SILVERSTONE, England (Reuters) - Double world champion Lewis Hamilton was handed one of the sport’s most prestigious trophies on Thursday, only days after moaning about the poor quality of some of Formula One’s podium prizes.
The Mercedes driver received the Hawthorn Memorial Trophy, awarded annually since 1959 to the most successful British or Commonwealth driver in the previous year’s championship, at Silverstone.
A roll call of greats have won the trophy in the past, including Australian Jack Brabham, Stirling Moss, Jim Clark, Jackie Stewart, James Hunt, Nigel Mansell, Jacques Villeneuve and Damon Hill.
Hamilton won 11 races in 2014 on the way to his second championship.
“That’s a real trophy,” he said after collecting the memorial to Britain’s first world champion Mike Hawthorn, who won the title with Ferrari in 1958 and died in a road accident a year later.

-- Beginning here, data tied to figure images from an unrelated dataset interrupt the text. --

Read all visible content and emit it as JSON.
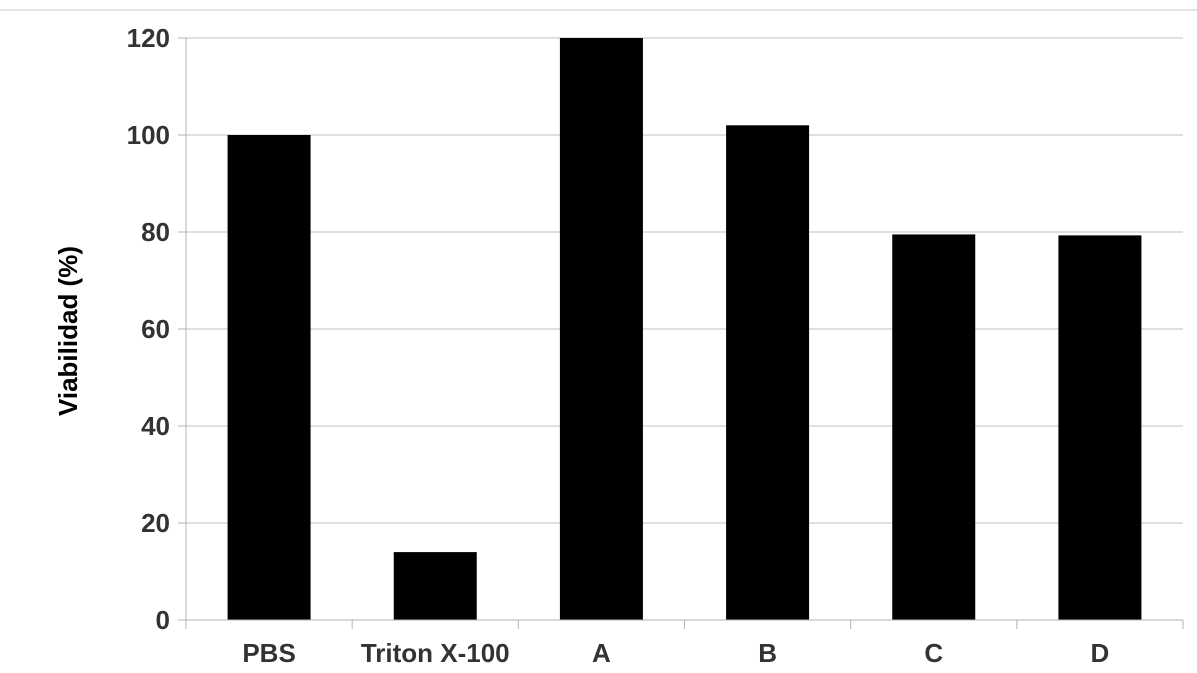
{
  "chart_data": {
    "type": "bar",
    "title": "",
    "xlabel": "",
    "ylabel": "Viabilidad (%)",
    "categories": [
      "PBS",
      "Triton X-100",
      "A",
      "B",
      "C",
      "D"
    ],
    "values": [
      100,
      14,
      120,
      102,
      79.5,
      79.3
    ],
    "ylim": [
      0,
      120
    ],
    "yticks": [
      0,
      20,
      40,
      60,
      80,
      100,
      120
    ],
    "grid": true,
    "legend": "none",
    "colors": {
      "bar": "#000000",
      "grid": "#c0c0c0",
      "axis": "#b3b3b3",
      "tick_text": "#333333"
    }
  }
}
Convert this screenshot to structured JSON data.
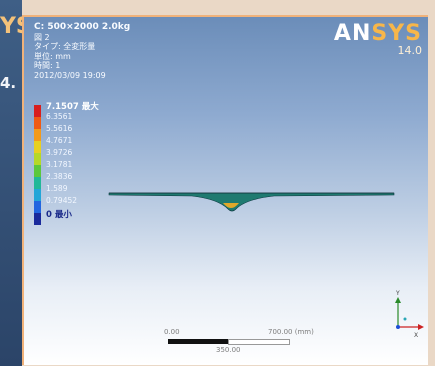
{
  "side_window": {
    "logo_fragment": "YS",
    "version_fragment": "4."
  },
  "result": {
    "title": "C: 500×2000  2.0kg",
    "figure": "図 2",
    "type": "タイプ: 全変形量",
    "unit": "単位: mm",
    "time": "時間: 1",
    "date": "2012/03/09 19:09"
  },
  "logo": {
    "brand_main": "AN",
    "brand_accent": "SYS",
    "version": "14.0"
  },
  "legend": [
    {
      "label": "7.1507 最大",
      "color": "#d81e1e",
      "style": "strong"
    },
    {
      "label": "6.3561",
      "color": "#ef5a14",
      "style": ""
    },
    {
      "label": "5.5616",
      "color": "#f39a1a",
      "style": ""
    },
    {
      "label": "4.7671",
      "color": "#e8d020",
      "style": ""
    },
    {
      "label": "3.9726",
      "color": "#b6d828",
      "style": ""
    },
    {
      "label": "3.1781",
      "color": "#5cc83c",
      "style": ""
    },
    {
      "label": "2.3836",
      "color": "#22b898",
      "style": ""
    },
    {
      "label": "1.589",
      "color": "#22a6d8",
      "style": ""
    },
    {
      "label": "0.79452",
      "color": "#2266e0",
      "style": ""
    },
    {
      "label": "0 最小",
      "color": "#1a2a9c",
      "style": "min"
    }
  ],
  "scale": {
    "left_label": "0.00",
    "mid_label": "350.00",
    "right_label": "700.00 (mm)"
  },
  "triad": {
    "y_label": "Y",
    "x_label": "X",
    "y_color": "#2a8a2a",
    "x_color": "#cc2222",
    "z_color": "#1d4fd6"
  }
}
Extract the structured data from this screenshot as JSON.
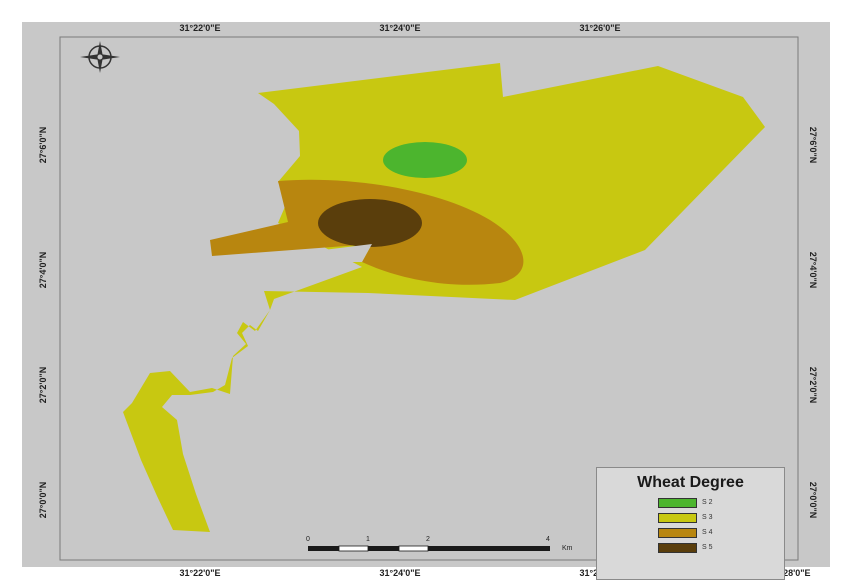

“To be amongst all these great names on here, that’s what a real trophy should have — all this history. When I am talking about trophies...this is what I’m talking about. This is class, this is history.
“It’s real silverware. And that’s what I race for. When I finish a race, that’s the best reward you can get. I relate it to Olympians who go out there and get the gold medals. It’s no cheap plastic, it’s real.”
Speaking earlier in the week, Hamilton had questioned the quality of some of the trophies he had been presented with on the podium.
“The last one in Austria was wooden, the whole thing was wooden. The base was like lead. I mean, what? It’s supposed to be silver,” he had said of the offering he received after finishing second to team mate Nico Rosberg at Spielberg.
Last year he had expressed his dissatisfaction with the ‘plastic’ trophies handed out at Silverstone by race sponsor Santander.
The winner of the British Grand Prix traditionally has his name engraved on the golden Royal Automobile Club (RAC) trophy, first awarded in 1948.
Hamilton will be hoping to get his hands on that one as well on Sunday.